09/09/2009 05:12 am ET Updated May 25, 2011

Universal Health Care: Possible?

A single-payer health care system in the U.S. seems desirable, but probably not attainable given the power of the insurance industry, for-profit medical corporations & other pressure groups. However, it may be possible to cover the estimated 47-50 million people who are uninsured with a plan that provides basic health care, as has been established in the state of Oregon. This plan would include those now on Medicaid, and could include others who would pay for coverage.

The soaring cost of medical care in the U.S. is a major issue now, and methods suggested to ameliorate this could include electronic medical records, cutting administrative costs, and paying physicians a salary instead of fee-for-service care.

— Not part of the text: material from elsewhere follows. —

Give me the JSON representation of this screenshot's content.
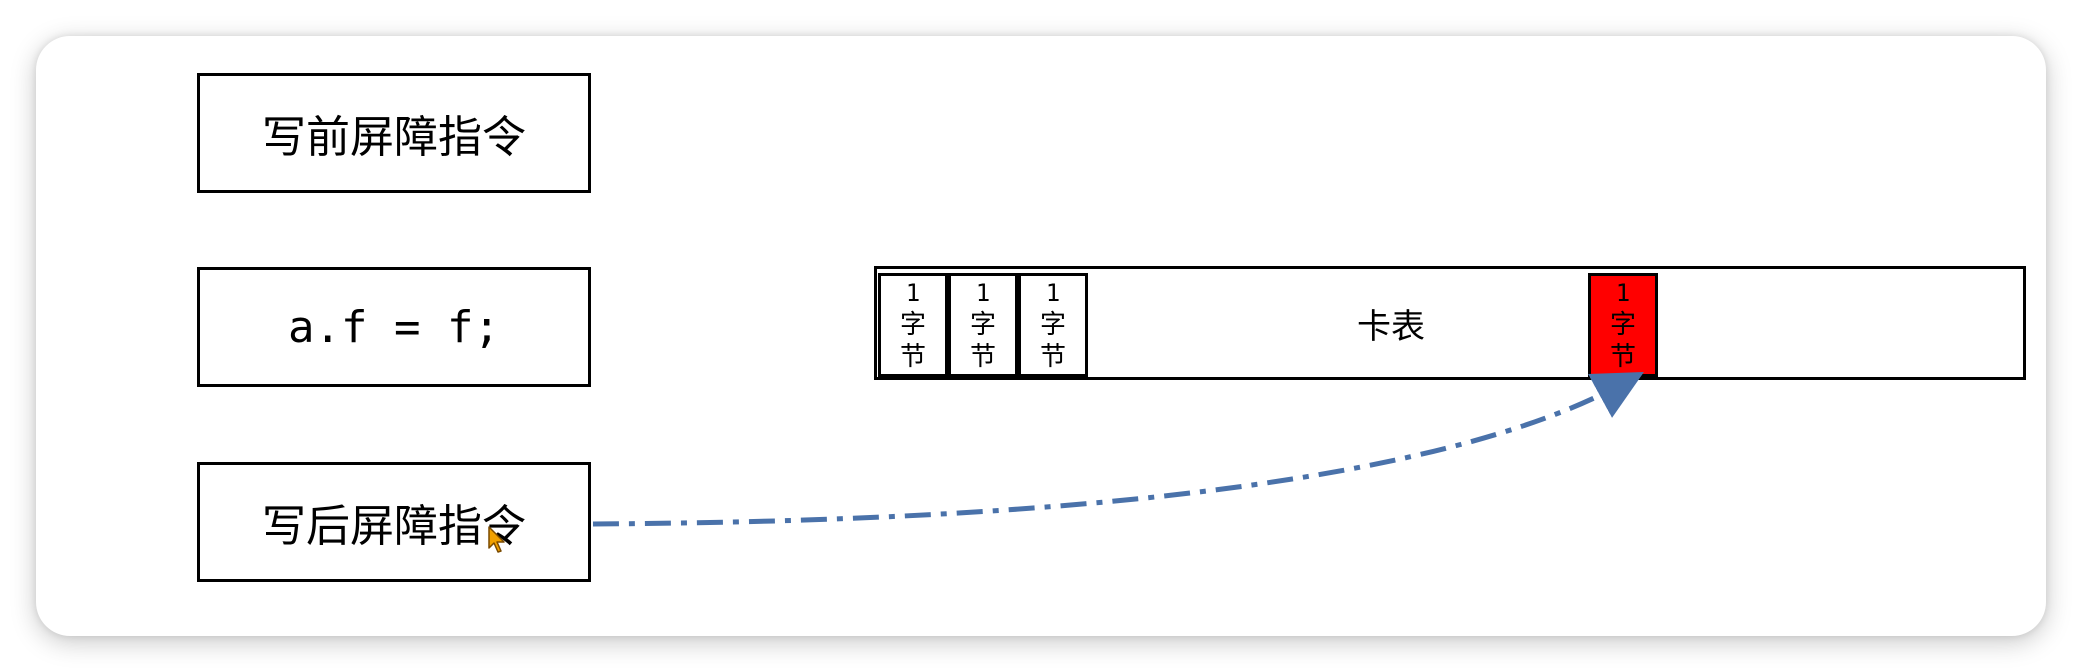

There are two areas of research in the field of medical care delivery, not well known to the public, that could improve medical care while cutting costs. These are Quality of Care criteria and Evidence-Based Medicine.

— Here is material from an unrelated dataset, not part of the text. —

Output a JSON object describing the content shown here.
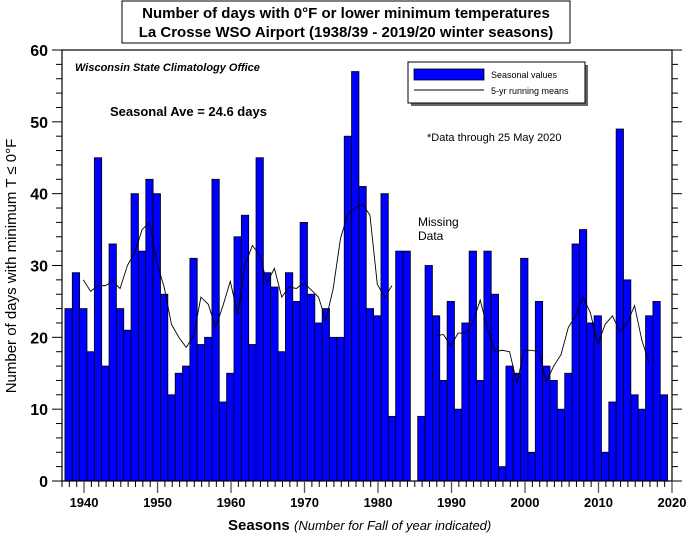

The criteria of Quality of Care are meant to establish guidelines for physicians, both primary care and specialist, for what should be done and not done in his or her practice to stay within guidelines of good medical care. Often, these are based on evidence-based medicine, which holds that any treatment, either medical or surgical, should be established as safe and effective by stringent research. A recent example of this is the treatment of osteoporotic vertebral fractures by injecting a cement into the vertebral body to relieve pain. This treatment was widely hailed and demanded by patients, but a recent report suggests that the treatment was no better than placebo.

As a famous architect once said, in another context, "Less is more."